New chancellor

ASU’s new chancellor: From rural Mississippi to international studies

By Roy Ockert Jr.

Nov. 13, 2012

Growing up on a farm in southern Mississippi, Tim Hudson was an unlikely candidate to become an advocate and expert on international studies and the value of foreign study programs for American college students.

“When I first set foot on a college campus, I don’t think I had ever met a person from another country,” he told members of the Kiwanis Club of Jonesboro during their meeting last week.

That first college experience was at the University of Southern Mississippi in Hattiesburg. He went there mainly as part of a bargain with his father. Because the campus was nearby, he could continue his work on the farm while commuting to college.

Higher education has a way of opening your eyes to the world, and an outstanding history professor inspired Hudson to major in history and Latin American studies. In 1975 he graduated with highest honors from Southern Miss, then stayed to earn a master’s degree in geography two years later.

Geography was also his primary field of study for doctoral work — far from the fields of rural Mississippi. He earned a doctorate from Clark University in Worcester, Mass., in 1980.

His education served as part of the preparation for Hudson’s newest job. On May 1 he became the second chancellor for the Jonesboro campus of Arkansas State University, and among his qualifications was his expertise on international studies.

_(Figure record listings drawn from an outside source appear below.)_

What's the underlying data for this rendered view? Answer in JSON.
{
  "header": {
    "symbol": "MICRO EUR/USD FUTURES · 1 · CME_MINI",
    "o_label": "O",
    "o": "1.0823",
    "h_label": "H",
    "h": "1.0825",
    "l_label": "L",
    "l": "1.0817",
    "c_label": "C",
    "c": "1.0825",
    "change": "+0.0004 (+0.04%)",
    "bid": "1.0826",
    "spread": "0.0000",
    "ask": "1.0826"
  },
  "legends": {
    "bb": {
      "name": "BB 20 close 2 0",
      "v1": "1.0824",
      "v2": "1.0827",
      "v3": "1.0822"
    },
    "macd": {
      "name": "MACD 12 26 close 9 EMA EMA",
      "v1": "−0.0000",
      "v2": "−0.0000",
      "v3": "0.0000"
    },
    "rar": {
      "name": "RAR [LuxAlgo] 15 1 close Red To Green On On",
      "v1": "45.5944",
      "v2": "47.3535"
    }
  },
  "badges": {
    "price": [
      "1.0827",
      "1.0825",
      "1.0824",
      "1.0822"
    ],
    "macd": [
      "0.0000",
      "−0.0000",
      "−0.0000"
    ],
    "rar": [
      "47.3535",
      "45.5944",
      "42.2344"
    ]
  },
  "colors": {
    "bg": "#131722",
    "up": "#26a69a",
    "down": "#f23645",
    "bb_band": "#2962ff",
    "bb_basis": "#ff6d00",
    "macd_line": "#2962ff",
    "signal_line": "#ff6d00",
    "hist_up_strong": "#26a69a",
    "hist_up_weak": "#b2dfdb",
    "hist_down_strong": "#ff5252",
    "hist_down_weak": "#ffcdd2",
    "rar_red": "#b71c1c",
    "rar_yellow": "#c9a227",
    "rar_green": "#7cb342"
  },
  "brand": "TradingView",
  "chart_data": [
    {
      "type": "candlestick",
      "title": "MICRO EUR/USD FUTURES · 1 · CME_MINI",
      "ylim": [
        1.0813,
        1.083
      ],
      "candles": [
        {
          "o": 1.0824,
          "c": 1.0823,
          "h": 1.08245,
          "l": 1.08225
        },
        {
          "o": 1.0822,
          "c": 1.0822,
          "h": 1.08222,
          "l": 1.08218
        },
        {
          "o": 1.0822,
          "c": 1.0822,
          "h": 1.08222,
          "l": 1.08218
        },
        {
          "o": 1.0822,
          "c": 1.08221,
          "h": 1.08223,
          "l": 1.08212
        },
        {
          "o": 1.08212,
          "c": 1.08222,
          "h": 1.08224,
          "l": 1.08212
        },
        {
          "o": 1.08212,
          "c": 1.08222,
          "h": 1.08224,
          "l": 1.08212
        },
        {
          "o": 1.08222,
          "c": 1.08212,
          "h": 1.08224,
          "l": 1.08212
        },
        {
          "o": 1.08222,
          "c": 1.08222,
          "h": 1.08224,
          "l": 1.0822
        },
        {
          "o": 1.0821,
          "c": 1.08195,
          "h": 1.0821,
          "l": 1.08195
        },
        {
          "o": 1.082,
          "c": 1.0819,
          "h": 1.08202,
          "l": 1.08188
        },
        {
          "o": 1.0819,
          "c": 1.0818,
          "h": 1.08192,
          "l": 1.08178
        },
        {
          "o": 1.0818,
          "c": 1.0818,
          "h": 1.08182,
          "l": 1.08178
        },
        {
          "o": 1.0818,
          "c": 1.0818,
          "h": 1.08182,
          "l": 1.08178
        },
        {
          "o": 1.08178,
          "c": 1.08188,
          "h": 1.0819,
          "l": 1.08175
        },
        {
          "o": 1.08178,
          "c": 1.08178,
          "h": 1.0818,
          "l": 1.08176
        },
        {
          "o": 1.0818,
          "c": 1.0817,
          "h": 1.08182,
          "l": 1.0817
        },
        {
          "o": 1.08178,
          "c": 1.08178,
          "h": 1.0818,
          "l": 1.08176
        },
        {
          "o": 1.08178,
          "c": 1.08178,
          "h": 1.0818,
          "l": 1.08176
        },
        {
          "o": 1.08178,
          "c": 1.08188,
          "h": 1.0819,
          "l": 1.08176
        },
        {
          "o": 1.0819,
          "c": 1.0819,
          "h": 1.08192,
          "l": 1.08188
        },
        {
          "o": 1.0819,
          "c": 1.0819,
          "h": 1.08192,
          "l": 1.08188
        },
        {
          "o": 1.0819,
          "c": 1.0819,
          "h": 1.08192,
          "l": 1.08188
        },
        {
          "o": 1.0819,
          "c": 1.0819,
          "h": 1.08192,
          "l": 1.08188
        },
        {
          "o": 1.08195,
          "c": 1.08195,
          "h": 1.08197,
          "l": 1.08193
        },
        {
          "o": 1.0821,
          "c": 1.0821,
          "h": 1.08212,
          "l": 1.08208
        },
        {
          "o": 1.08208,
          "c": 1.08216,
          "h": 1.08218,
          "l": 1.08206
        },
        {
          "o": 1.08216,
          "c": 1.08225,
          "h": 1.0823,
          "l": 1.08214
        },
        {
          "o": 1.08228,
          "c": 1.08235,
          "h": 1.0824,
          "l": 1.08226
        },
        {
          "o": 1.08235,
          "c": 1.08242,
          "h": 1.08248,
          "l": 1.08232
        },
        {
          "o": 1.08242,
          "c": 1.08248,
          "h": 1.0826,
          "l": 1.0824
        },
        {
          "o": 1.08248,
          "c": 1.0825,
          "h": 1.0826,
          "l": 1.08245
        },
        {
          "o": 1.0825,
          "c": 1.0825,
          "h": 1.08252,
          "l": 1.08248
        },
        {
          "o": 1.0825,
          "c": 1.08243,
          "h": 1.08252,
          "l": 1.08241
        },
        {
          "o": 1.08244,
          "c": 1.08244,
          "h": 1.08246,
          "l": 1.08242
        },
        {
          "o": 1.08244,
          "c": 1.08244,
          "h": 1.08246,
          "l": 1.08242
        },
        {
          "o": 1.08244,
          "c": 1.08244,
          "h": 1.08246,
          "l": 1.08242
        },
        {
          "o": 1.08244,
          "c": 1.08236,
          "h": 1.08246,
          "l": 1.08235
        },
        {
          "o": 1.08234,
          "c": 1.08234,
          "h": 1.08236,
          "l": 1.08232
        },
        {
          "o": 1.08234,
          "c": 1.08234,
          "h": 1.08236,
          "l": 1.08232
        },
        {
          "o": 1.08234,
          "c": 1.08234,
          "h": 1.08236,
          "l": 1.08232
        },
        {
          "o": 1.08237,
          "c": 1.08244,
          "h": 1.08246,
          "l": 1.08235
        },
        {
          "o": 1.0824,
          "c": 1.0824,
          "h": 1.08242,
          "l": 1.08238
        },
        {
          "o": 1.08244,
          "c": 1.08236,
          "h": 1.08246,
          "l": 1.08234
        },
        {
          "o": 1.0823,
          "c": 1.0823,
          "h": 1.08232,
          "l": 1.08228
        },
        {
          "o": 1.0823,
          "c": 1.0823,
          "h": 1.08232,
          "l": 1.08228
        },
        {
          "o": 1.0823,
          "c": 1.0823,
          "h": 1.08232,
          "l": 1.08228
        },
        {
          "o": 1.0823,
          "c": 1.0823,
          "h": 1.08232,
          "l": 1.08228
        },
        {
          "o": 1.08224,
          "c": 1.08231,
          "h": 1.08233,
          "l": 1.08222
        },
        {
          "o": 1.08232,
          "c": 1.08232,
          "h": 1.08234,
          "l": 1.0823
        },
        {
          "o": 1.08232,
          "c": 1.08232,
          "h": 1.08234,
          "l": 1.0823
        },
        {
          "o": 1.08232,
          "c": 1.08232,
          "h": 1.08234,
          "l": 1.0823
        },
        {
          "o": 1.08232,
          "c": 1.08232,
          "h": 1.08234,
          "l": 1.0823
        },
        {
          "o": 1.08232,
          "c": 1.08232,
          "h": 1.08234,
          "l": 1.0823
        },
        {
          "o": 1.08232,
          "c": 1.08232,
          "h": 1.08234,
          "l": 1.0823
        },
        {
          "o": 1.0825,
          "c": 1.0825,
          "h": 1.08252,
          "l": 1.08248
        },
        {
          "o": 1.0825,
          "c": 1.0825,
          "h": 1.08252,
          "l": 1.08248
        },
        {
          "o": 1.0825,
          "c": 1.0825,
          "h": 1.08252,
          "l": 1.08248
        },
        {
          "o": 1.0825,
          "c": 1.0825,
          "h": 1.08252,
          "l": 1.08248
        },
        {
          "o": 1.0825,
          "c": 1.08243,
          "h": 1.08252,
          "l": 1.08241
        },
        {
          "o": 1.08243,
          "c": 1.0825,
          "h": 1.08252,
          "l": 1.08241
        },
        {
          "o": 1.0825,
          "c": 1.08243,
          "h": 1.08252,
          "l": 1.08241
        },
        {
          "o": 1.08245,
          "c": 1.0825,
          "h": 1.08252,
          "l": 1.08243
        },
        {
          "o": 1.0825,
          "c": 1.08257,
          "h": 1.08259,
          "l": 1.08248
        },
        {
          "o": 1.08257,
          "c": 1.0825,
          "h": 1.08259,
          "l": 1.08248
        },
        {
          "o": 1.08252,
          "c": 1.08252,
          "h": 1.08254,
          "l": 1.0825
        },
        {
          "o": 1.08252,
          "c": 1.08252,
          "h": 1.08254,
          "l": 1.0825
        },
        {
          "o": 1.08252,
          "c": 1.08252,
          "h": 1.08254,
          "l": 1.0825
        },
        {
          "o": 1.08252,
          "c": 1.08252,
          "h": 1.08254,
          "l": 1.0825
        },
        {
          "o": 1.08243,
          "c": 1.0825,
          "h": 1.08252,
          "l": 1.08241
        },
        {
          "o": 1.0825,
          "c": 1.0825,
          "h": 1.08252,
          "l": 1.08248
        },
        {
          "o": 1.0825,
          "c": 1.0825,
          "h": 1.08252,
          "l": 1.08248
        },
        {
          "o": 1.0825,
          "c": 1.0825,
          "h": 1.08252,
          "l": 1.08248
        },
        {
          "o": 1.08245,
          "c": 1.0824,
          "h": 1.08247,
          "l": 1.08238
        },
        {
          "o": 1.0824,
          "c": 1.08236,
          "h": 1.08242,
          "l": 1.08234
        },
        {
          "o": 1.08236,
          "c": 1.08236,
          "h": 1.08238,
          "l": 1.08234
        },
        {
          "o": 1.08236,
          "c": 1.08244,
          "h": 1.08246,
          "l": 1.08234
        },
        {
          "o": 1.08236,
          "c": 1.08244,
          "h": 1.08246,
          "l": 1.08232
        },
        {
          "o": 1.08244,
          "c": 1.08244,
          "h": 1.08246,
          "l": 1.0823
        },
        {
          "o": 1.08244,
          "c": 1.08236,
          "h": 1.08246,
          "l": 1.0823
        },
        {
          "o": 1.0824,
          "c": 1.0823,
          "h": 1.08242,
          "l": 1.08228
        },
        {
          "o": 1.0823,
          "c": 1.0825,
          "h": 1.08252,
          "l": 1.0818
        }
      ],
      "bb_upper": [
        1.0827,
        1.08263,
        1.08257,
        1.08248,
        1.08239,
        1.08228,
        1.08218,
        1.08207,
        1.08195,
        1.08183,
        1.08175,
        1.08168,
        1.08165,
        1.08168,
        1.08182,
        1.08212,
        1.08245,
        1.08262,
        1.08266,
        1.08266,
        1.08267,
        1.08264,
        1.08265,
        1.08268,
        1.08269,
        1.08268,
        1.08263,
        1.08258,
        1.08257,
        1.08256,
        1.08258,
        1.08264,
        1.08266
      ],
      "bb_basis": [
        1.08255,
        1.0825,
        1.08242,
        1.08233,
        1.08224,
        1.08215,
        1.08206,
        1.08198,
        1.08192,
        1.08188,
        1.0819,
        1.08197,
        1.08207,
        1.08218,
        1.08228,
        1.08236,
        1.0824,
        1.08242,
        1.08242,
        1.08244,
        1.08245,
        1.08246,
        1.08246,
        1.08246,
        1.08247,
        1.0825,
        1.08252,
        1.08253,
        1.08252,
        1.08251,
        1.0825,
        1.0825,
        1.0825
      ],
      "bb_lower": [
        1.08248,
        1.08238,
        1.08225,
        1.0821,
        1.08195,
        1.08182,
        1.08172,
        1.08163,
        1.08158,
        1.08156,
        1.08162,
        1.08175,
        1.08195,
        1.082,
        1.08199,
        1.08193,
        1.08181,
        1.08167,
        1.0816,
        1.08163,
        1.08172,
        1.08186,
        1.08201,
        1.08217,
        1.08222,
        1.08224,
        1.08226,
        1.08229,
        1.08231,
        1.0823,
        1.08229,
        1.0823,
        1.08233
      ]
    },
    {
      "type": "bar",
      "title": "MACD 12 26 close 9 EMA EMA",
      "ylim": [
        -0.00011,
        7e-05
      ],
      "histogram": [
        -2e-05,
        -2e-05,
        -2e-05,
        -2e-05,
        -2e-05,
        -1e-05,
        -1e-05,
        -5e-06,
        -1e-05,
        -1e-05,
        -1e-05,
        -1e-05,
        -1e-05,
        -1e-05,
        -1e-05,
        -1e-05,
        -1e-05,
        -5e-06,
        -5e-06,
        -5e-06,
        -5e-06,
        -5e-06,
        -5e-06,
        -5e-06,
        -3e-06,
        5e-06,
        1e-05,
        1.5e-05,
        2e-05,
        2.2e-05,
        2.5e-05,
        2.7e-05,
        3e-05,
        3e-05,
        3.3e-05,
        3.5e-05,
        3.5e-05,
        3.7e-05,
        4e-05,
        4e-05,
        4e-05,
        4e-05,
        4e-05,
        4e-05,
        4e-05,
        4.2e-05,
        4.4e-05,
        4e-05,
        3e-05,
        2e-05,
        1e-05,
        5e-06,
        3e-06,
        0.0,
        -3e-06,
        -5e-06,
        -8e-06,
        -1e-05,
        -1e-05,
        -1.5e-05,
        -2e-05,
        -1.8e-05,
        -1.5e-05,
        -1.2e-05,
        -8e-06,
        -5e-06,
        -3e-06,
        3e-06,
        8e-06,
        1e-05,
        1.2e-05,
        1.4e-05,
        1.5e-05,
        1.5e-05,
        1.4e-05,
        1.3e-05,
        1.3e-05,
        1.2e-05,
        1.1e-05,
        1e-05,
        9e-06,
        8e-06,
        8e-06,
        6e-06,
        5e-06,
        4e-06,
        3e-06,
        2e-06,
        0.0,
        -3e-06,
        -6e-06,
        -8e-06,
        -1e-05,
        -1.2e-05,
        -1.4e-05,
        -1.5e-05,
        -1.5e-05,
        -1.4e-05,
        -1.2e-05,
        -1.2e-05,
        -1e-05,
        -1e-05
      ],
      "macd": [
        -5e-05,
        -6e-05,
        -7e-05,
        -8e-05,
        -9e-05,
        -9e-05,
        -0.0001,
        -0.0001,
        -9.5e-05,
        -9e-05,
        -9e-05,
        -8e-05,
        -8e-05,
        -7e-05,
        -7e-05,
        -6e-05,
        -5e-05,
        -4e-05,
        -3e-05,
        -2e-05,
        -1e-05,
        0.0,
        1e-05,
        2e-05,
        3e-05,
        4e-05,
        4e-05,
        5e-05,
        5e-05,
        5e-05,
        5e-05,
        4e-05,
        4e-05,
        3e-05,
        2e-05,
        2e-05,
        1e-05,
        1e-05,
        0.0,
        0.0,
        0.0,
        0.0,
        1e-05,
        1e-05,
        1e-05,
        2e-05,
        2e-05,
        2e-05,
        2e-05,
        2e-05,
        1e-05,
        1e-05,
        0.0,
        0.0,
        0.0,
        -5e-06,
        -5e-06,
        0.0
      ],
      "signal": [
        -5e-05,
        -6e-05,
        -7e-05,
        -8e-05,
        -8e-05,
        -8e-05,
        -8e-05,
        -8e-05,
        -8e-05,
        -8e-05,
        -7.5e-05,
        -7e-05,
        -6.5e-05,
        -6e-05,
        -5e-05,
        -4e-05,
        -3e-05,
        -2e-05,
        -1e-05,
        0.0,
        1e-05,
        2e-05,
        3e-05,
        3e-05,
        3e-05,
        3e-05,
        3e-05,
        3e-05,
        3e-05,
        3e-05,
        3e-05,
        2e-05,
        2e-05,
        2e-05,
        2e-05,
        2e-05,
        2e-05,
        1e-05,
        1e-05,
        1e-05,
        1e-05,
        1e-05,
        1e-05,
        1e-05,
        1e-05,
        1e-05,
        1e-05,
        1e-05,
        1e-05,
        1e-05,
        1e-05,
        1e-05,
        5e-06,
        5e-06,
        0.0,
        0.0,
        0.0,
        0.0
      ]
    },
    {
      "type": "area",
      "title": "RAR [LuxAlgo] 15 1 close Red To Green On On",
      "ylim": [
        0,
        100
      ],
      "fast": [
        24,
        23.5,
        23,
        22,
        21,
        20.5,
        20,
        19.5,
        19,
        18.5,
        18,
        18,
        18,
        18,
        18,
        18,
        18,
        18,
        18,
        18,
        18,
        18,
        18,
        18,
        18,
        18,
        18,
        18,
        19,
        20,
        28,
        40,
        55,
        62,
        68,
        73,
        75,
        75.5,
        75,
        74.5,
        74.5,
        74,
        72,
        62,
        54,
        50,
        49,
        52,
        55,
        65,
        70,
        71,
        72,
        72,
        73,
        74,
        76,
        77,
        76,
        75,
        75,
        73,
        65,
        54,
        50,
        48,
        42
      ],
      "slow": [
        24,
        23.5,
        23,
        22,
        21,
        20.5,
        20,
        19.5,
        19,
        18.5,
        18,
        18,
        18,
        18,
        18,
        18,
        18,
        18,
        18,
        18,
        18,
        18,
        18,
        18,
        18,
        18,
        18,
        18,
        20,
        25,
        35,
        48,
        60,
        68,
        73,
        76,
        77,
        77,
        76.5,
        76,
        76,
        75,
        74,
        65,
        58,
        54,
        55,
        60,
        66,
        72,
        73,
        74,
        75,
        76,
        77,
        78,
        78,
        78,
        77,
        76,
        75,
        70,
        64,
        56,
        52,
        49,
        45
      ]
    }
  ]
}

ASU, originally a school of agriculture and for many years a regional university, is spreading its wings as to offer its students a broader range of opportunities. One way that’s being done is by recruiting students from other countries to study here, and ASU now has about 1,000 foreign students from 62 countries among its population of almost 14,000.

That can be done, Hudson noted, because the American system of higher education “is still the gold standard in the world.”

It’s just as valuable, he added, that American students have a chance to meet and interact with students from other countries. “There’s an old saying: ‘It’s easy to hate a country, harder to hate a person,’” he said.

After taking the ASU position, one of his first assignments was a trip to the Mexican state of Queretaro, investigating the possibility of establishing as ASU sister campus there. In September a delegation from the city of Queretaro, which has a population of about two million, visited the Jonesboro campus.

At the time Hudson explained that such a venture offers an opportunity for global leadership and that any ASU campus in Mexico would be self-supporting financially and generate revenue for ASU-Jonesboro. It would also offer new opportunities for internships and exchange programs for ASU-Jonesboro students and faculty.

Hudson’s own career received a significant boost from receiving two Fulbright Fellowships, one to study in Mexico and another to study in Germany, as well as an ITT International Fellowship to study in Colombia, South America. Those opportunities helped give him the foundation to develop and lead more than 30 programs for U.S. students to study abroad.

He recently co-authored a book on multinational corporation subsidiaries in China and has a long list of published articles on international subjects ranging from narcotics trafficking in South America to the European monetary system.

Hudson has other interests that will help him with his duties at ASU-Jonesboro.

For one thing, I learned not long after he was hired that he is an avid baseball fan, having grown up listening to St. Louis Cardinals games on the radio. In fact, when he was a kid, he had a chance to meet Cardinal Hall of Fame pitcher Dizzy Dean, who lived in southern Mississippi then. He and his brother impressed Dean by reciting the entire lineup of the 1934 Cardinals World Series champion team, also known as the Gashouse Gang.

He should fit in well at Jonesboro, which is still known as Cardinal country.

Like the first ASU-Jonesboro chancellor, Dr. Robert Potts, Hudson is affable, self-deprecating and quick to make friends. Potts retired earlier this year after staying on to serve for nearly a year as interim president of ASU, and Dr. Dan Howard served as interim chancellor during the search process.

After serving six years as president of the University of Houston at Victoria, Hudson had been in the Texas Tech University system, first as special assistant to the chancellor for international programs and initiatives and then as vice chancellor, when he was tapped by ASU.

He has found ASU-Jonesboro big enough, though, to provide a wealth of opportunities for its students — with 160 fields of study in 45 degree fields. “But it’s not so large that people get lost,” he said. “We have a 19:1 student-to-faculty ratio, which allows students to get to know their teachers.”

ASU’s graduation rate of 44.6 percent (within six years) is good, he said, but needs to go up.

He and his wife, the former Dr. Deidra “Dee Dee” Ransburgh, a native of Alabama, have three children. They are happy, he said, to move to a smaller community and to be back among people who say “you all” and “ya’ll.”

Seeing the world doesn’t change your roots.